Réponse populaire à une Premier League gentrifiée, aseptisée et de plus en plus tournée vers des touristes prêts à dépenser de grosses sommes, le football amateur a le vent en poupe. Un football qui, par ses prix abordables et ses valeurs communautaires, porte des gages d’authenticité.
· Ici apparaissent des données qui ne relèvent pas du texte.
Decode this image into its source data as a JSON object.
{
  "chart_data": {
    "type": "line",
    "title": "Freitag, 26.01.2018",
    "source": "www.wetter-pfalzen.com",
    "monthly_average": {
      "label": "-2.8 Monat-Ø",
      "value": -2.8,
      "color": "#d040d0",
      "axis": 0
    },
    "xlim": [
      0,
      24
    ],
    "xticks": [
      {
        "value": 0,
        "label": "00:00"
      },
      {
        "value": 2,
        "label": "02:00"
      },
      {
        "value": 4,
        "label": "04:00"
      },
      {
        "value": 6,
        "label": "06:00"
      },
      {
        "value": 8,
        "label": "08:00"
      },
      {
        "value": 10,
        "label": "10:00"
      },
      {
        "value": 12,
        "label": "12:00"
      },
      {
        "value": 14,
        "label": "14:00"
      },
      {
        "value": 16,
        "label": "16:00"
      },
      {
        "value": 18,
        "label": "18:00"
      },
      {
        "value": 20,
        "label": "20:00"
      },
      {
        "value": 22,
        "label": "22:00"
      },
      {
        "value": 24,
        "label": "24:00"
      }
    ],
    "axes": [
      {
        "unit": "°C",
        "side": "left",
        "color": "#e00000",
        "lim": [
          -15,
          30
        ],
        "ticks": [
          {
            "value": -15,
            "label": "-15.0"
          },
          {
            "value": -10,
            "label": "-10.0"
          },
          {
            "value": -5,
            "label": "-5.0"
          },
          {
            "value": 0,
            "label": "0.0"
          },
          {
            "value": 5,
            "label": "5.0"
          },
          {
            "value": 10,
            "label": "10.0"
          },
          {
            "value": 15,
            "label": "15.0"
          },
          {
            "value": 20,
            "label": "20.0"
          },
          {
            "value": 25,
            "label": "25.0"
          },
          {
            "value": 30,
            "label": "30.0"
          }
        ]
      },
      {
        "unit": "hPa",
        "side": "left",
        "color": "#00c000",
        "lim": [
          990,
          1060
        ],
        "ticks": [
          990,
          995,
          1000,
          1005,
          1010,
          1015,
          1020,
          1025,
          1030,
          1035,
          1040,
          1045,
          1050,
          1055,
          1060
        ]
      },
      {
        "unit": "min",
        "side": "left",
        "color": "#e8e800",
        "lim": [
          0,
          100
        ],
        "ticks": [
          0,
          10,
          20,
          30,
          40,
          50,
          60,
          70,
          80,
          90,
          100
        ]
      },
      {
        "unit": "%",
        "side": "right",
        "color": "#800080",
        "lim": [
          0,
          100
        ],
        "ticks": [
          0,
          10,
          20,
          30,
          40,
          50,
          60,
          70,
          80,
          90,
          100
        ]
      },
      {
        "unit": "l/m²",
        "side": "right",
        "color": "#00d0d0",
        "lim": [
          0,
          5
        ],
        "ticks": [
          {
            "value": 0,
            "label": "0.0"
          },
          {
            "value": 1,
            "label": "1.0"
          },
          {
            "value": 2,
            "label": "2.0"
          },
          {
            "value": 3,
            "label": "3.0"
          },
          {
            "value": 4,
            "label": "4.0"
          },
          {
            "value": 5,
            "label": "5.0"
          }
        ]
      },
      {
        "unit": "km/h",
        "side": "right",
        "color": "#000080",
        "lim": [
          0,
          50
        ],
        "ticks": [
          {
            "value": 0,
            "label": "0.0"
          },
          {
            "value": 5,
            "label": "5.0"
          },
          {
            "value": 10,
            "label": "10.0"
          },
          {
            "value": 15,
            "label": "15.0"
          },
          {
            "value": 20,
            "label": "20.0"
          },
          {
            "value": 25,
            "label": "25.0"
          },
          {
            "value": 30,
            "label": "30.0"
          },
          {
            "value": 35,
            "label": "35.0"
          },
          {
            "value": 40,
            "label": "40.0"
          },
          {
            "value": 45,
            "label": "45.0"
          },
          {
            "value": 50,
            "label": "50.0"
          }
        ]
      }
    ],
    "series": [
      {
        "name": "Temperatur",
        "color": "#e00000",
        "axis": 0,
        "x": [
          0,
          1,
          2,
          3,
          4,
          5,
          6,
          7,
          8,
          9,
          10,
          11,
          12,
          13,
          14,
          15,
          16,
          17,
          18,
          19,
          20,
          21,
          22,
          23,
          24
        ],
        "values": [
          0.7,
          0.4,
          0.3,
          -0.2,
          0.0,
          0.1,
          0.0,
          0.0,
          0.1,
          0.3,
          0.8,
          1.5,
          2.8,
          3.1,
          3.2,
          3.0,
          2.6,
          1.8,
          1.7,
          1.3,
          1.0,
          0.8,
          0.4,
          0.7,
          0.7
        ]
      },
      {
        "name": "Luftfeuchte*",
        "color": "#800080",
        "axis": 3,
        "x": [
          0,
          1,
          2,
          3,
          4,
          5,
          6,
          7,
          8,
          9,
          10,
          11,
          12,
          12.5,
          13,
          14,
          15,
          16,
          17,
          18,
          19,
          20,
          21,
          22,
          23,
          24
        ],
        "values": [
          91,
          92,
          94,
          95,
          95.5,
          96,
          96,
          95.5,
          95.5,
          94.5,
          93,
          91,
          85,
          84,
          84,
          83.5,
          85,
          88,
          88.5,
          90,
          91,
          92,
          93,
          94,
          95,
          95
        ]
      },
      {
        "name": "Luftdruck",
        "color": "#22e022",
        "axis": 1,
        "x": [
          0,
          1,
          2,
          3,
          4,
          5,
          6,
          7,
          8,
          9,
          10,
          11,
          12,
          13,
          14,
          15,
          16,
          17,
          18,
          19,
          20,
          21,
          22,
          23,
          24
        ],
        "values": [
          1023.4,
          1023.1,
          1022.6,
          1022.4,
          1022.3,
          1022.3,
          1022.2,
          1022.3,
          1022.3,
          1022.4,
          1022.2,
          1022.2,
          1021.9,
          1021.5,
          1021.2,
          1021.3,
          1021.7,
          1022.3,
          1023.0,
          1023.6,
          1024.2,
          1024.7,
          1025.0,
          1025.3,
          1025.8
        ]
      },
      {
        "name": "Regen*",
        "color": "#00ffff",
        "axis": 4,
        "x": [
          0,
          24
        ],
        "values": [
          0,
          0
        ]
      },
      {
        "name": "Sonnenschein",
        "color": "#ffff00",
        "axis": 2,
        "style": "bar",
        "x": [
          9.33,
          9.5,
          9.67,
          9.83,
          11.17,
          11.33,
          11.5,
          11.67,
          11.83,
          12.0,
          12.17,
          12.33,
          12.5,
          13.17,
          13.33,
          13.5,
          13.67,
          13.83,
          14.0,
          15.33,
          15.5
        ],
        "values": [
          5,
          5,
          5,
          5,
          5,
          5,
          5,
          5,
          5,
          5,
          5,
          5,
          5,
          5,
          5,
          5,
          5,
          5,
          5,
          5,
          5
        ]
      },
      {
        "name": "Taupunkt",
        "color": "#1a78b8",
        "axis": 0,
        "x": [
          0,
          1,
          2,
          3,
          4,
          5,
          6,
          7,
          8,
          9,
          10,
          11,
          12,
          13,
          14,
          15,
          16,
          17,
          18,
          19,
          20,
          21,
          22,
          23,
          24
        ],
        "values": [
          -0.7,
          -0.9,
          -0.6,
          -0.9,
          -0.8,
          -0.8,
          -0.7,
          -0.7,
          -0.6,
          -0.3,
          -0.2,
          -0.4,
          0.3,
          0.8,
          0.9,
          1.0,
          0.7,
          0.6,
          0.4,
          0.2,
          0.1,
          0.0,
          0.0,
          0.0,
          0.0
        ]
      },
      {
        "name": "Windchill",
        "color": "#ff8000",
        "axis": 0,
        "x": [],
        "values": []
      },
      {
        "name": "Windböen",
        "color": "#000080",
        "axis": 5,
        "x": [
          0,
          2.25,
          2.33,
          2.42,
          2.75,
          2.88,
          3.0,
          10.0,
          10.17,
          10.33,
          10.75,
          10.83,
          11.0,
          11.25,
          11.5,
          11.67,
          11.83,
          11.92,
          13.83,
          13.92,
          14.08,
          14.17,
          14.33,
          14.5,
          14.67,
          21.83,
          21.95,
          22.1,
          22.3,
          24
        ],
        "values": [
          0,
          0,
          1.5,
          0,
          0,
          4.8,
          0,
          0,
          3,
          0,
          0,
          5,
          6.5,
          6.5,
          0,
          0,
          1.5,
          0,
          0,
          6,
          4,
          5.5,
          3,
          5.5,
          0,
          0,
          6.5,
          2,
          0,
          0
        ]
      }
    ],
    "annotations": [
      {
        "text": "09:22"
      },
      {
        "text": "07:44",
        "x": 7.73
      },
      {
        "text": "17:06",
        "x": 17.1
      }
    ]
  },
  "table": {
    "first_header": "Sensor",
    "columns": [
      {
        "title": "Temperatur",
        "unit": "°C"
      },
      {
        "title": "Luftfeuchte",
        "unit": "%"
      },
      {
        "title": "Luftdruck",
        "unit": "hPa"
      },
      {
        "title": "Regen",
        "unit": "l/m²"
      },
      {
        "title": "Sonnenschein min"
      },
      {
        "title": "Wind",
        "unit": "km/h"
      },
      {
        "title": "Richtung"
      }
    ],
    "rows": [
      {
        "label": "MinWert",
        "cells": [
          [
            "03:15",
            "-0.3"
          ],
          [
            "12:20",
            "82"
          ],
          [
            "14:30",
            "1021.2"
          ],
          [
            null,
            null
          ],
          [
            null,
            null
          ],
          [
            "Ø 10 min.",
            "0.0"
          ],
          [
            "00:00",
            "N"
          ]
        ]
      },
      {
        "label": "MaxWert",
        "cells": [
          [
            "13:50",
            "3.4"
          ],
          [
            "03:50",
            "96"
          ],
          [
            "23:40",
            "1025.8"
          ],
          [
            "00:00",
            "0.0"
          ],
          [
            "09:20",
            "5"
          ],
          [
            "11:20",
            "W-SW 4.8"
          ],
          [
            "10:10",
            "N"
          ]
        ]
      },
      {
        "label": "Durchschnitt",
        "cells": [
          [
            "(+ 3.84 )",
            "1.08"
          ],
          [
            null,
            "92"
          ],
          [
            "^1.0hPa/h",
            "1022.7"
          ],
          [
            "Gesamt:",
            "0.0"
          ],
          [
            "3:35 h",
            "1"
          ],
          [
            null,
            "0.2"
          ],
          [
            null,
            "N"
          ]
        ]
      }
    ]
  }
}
Il existe un football réellement populaire. Plus qu’un vestige d’un monde révolu, ce football prend forme aussi comme une aspiration, un cri du cœur pour le futur. Alors que le football d’élite tourne les talons de façon ostentatoire aux supporters les plus précaires, le monde amateur et sa multitude de clubs locaux peuvent devenir un refuge où vivre sa passion. L’Angleterre nous en donne un exemple vibrant. Dans son édito de mars 2025, When Saturday Comes soutient que “l’intérêt du public pour le football semi-professionnel n’a jamais été aussi grand“.
Pour se donner un point de repère, avec 23 000 spectateurs par match en moyenne lors de la saison 2023/24, l’affluence de Championship (D2) a plus que doublé en 30 ans, pendant que celles des League One (D3) et League Two (D4) ont augmenté de 50%. Le taux de remplissage des stades des quatre principales divisions ne diminue donc pas. Mais, si le regain d’attrait pour les tribunes du football amateur ne s’inscrit pas dans un contexte de désertion du football moderne, il répond à l’érosion de plus en plus marquée du lien avec les communautés historiques de fans.
Macclesfield FC, Dulwich Hamlet, FC United
Le magazine a observé les affluences des quatre groupes de 7e division qui permettent de se faire une bonne idée de la popularité des matchs dans les ligues mineures locales. Loin d’un monde confidentiel, une quinzaine de clubs affichent ainsi une affluence moyenne dépassant les 1000 supporters par match, à domicile. Club le plus suivi à ce niveau, le Macclesfield FC – qui renaît d’une faillite après avoir évolué jusqu’en 3e division – flirte même avec la barre des 3000. Derrière, l’emblématique club londonien de Dulwich Hamlet, qui évolue en Isthmian League, dépasse lui les 2400.
Le FC United of Manchester – connu comme le modèle de club géré par ses supporters – voit en moyenne 1500 personnes assister à ses matchs à Broadhurst Park. Créé en 2005 par des fans de Man Utd hostiles au rachat du club par les Glazer et plus largement aux dérives du foot business, le FCUM a réussi à créer un engouement populaire qui continue de se vérifier chaque semaine. Parmi les autres clubs du 7e niveau à attirer les foules, citons Chatham Town, Kettering Town, Horsham, Dover Athletic, Dartford, Hastings United, Telford United, Halesowen Town, l’AFC Totton, Merthyr Town et Gloucester City.
Retour aux sources, l’âme du football
En D8, le petit club d’Hednesford Town atteint également une moyenne de 1240 spectateurs par match à domicile. Enfin, les protagonistes du plus vieux derby de l’histoire du football, le Sheffield FC et le Hallam FC, respectivement en 8e et 9e division, se sont retrouvés au Sandygate, en 1/4 de finale de la Sheffield and Hallamshire Cup, devant près de 1500 personnes. De nombreux supporters de Sheffield Wednesday et de Sheffield United étaient présents pour encourager les deux clubs amateurs qui ne s’étaient pas rencontrés depuis plus de dix ans.
Signe que les passionnés sont en recherche de cette authenticité un peu partout, cette popularité est répartie de façon assez uniforme dans le pays. Il faut voir plus loin que la possibilité d’une “expérience” non-marchande vécue au stade qui pourrait séduire les hipsters. Il s’agit aussi d’une forme de résistance au football moderne. Ces clubs maintiennent en vie le lien affectif avec le club local et le sentiment d’appartenance face au modèle consumériste de la Premier League. Un retour aux sources, aux racines d’un football qui assume d’exister dans les profondeurs des ligues amateurs pour conserver son âme.